(MLC's aim is not to identify the machine learning algorithm with the best test performance. In this sense, we do not consider this "Challenge" as a competition, rather we view it as a collective experiment.)
- To download data, go here.
- There are two problems: binary and continuous. Thus, you need a machine-learning toolkit (algorithm) that can handle both types of variables: a regression model for predicting continuous variables and classification model for binary variables.
- For the binary problem, we will use classification accuracy (ACC: the fraction of cases where prediction is accurate) and area under the ROC curve (AUC) as the performance metric. We recommend the scikit-learn package in python, which we will use in our own evaluations, or Matlab©’s perfcurve function to compute AUC values (http://www.mathworks.com/help/stats/perfcurve.html). For the continuous problem, we will use root mean square error (RMSE, also called the root mean square deviation, RMSD. Defined here) and Pearson's linear correlation (R). See validation details, below.
- Using the training data (either summary or mri), the training labels and your prediction algorithm of choice, conduct:
- 5-fold cross-validation and (if you want)

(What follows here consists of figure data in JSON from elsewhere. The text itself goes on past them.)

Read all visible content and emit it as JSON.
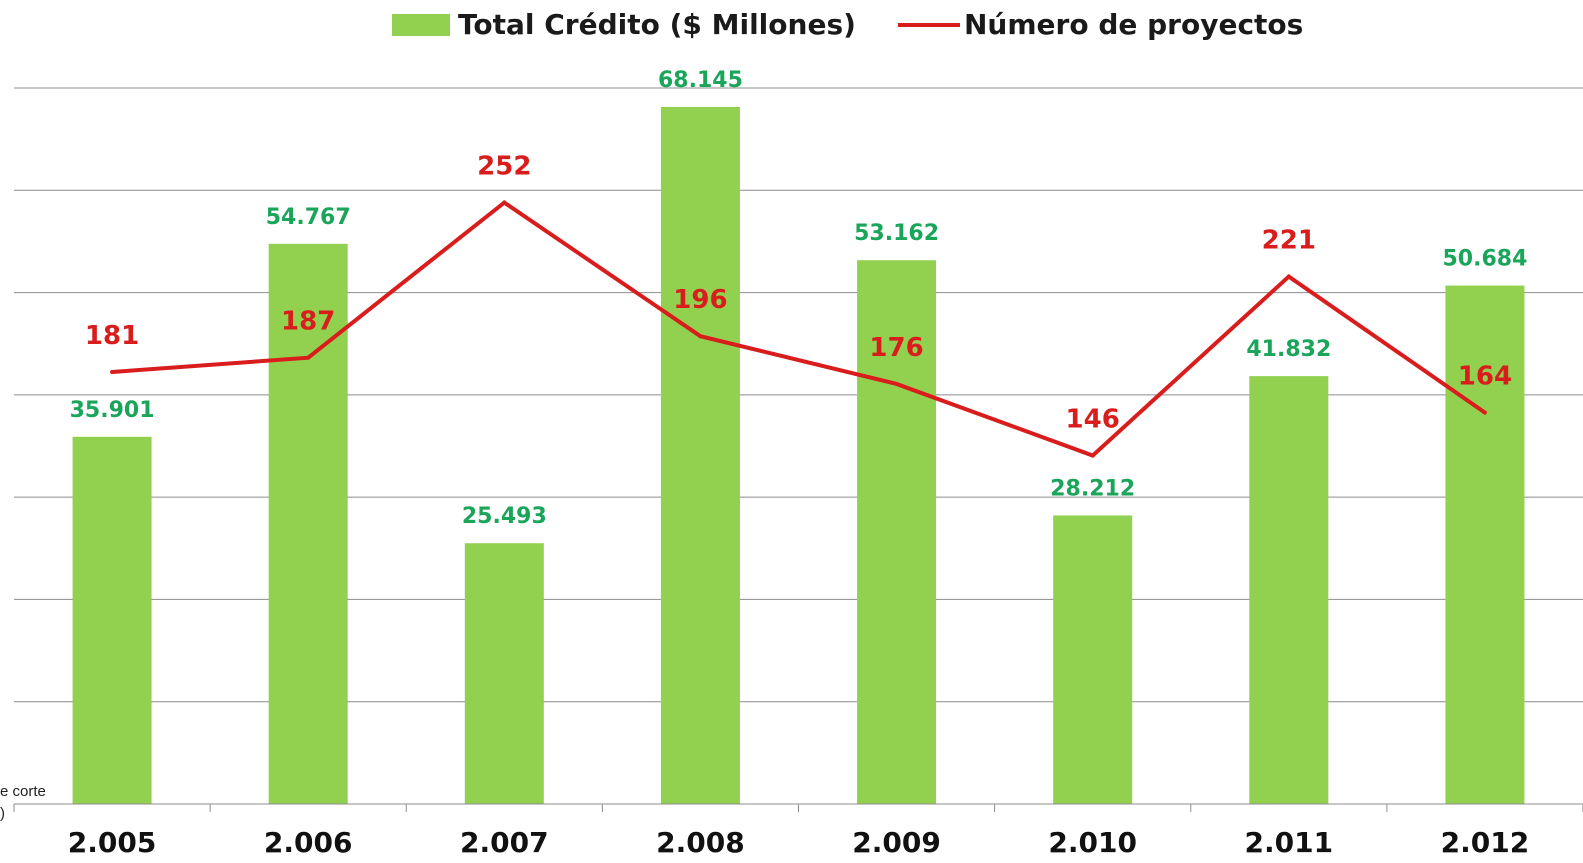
{
  "chart_data": {
    "type": "bar",
    "title": "",
    "xlabel": "",
    "ylabel": "",
    "categories": [
      "2.005",
      "2.006",
      "2.007",
      "2.008",
      "2.009",
      "2.010",
      "2.011",
      "2.012"
    ],
    "series": [
      {
        "name": "Total Crédito ($ Millones)",
        "type": "bar",
        "color": "#92d050",
        "label_color": "#1aa55a",
        "values": [
          35901,
          54767,
          25493,
          68145,
          53162,
          28212,
          41832,
          50684
        ],
        "labels": [
          "35.901",
          "54.767",
          "25.493",
          "68.145",
          "53.162",
          "28.212",
          "41.832",
          "50.684"
        ]
      },
      {
        "name": "Número de proyectos",
        "type": "line",
        "color": "#d91c1c",
        "label_color": "#d91c1c",
        "values": [
          181,
          187,
          252,
          196,
          176,
          146,
          221,
          164
        ],
        "labels": [
          "181",
          "187",
          "252",
          "196",
          "176",
          "146",
          "221",
          "164"
        ]
      }
    ],
    "ylim_bars": [
      0,
      70000
    ],
    "ylim_line": [
      0,
      300
    ],
    "grid": true,
    "legend_position": "top"
  },
  "edge_note": {
    "line1": "e corte",
    "line2": ")"
  }
}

- your favorite cross-validation procedure. For example, you can use (repeated) random leave-2-out cross-validation.
HINT: The classification problem is particularly challenging and a prediction accuracy over 0.6 is acceptable.
- Compute and save your estimates of the performance metrics (ACC, AUC for binary, and RMSE and R for continuous) for both 5-fold and your favorite (additional) cross-validation. You need to submit these as files with following names: Pred_Cont_Estimated_Accuracies.csv, Pred_Binary_Estimated_Accuracies.csv, Pred_Cont_AdditionalEstimates.csv, and Pred_Binary_AdditionalEstimates.csv. Each of these files should contain two numbers, separated by comma. For classification, these numbers are ACC and AUC. For regression, they are RMSE and R -- all estimated via cross-validation (CV) on the training data. The first two files are for 5-fold CV. The latter two, for your favorite CV method, are not required. The latter two files should contain a line of text as a brief decsription of CV method preceding the numeric values. For further information on the formatting of these files, please refer to the CodaLab details page.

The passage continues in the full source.